You tell me what kind of wood it is one of the members was kind enough to post pics of my table on here with 2 very clear pics of rails
Sorry, i was out of the office on a trip to help a friend move his machine shop, woodshop, & a few thousand feet of Cuban and other mahogany, Satinwood, Brazilian Rosewood, other rosewoods, gabon ebony, BE & curly maples, QS w. oak, Curly cherry, etc, etc.
The building owner sold the commercial building out from under him for re-development and he has to downsize to fit into a 2,000 sf new space. We are both past 70, and he's a 1/2 decade older than me. Fortunately a few other youngsters in their mere late 60's were able to come in from time to time and assist us geezers.
To address your question, you need a lot better photos (in quality) to think about ID of wood that is not commonly used for rails. Also, one good, clean, end grain slice with a sheared face (like off a miter trimmer, or planed with a hand plane, not sawn) at 10x magnification. Photos are incredibly deceptive unless it is something simple like Brazilian Rosewood, QS white oak, & a few others.
With that in mind, the first word that popped into my mind when i saw the pix was "hickory".
But i don't think anyone would actually use hickory for rails. It is certainly hard enough, but not the first choice for stability.
Light could fool a person, and it faintly *could*, maybe, be flat saw older dense mahogany. Even some Cuban Mahogany had a yellow tone and grain like that. But usually the lesser quality wood.
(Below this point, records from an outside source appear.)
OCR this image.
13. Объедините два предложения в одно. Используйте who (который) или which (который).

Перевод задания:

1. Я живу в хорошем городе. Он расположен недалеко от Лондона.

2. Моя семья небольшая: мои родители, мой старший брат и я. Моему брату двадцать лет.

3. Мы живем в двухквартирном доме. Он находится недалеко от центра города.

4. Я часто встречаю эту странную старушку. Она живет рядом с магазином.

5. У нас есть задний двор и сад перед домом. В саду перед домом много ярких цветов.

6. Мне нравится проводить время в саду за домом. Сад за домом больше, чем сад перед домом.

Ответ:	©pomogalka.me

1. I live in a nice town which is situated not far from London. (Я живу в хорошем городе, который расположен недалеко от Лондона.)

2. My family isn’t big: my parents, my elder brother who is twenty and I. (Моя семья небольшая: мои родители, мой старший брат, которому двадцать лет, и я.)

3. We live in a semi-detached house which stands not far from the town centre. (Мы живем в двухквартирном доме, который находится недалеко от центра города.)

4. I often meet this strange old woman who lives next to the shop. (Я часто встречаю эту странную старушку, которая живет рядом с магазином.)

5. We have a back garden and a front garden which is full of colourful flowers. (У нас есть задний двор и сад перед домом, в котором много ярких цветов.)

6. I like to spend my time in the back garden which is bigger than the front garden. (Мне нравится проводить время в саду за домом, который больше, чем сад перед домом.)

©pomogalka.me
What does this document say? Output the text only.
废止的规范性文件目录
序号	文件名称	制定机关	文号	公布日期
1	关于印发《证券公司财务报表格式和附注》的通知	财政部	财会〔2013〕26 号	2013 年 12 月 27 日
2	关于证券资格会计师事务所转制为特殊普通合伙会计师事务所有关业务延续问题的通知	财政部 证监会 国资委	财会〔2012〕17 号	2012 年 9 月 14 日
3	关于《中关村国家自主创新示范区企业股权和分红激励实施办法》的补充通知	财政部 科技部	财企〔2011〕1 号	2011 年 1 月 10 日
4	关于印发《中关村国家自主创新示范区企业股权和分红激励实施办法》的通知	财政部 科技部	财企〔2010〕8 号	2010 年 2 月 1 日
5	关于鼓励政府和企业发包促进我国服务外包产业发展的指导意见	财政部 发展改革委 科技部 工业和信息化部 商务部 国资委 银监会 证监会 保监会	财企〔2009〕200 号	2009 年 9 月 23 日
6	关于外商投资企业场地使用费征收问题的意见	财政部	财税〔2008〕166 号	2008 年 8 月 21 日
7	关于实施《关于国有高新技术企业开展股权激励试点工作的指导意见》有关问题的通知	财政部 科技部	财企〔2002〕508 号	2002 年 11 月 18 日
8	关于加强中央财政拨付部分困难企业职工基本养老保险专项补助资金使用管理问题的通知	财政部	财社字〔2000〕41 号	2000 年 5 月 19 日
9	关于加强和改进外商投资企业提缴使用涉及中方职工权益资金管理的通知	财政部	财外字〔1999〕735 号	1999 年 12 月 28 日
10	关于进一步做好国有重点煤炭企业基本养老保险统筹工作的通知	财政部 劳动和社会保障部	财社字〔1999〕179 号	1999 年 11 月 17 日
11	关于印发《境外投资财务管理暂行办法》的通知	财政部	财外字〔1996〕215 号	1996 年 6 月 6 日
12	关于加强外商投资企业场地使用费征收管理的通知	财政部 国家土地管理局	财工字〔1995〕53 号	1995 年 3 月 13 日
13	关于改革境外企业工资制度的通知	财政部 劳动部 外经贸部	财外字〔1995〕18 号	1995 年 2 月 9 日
OTOH, It would not have an edge grain like shown in the blown up photo. which is more like an Elm or Hickory. (again, not common woods, especially not for rails) Could be flatsawn oak, maybe, but the grain does not look coarse enough. Could be old, Burmese Teak. Or even the more modern Teak that is green until it ages a bit. The old, dense stuff would probably make pretty good rails & has that leather tone. You'd have to sort the new stuff on the market (yeah, "what market" anymore in teak) to get pieces dense enough for rails. Just based on color and grain, it could even be red birch. Stable, but not terribly dense, about like teak. (red birch is the heartwood of yellow birch. Birch used to be more common in the 1920's when trees 3 ft in diameter were common all over the north)
Point being, looking at photos, a person could support viewpoints for a range of species, but most guesses would be wrong.
Certainly the FPL and other reputable wood id'rs won't even comment on photos.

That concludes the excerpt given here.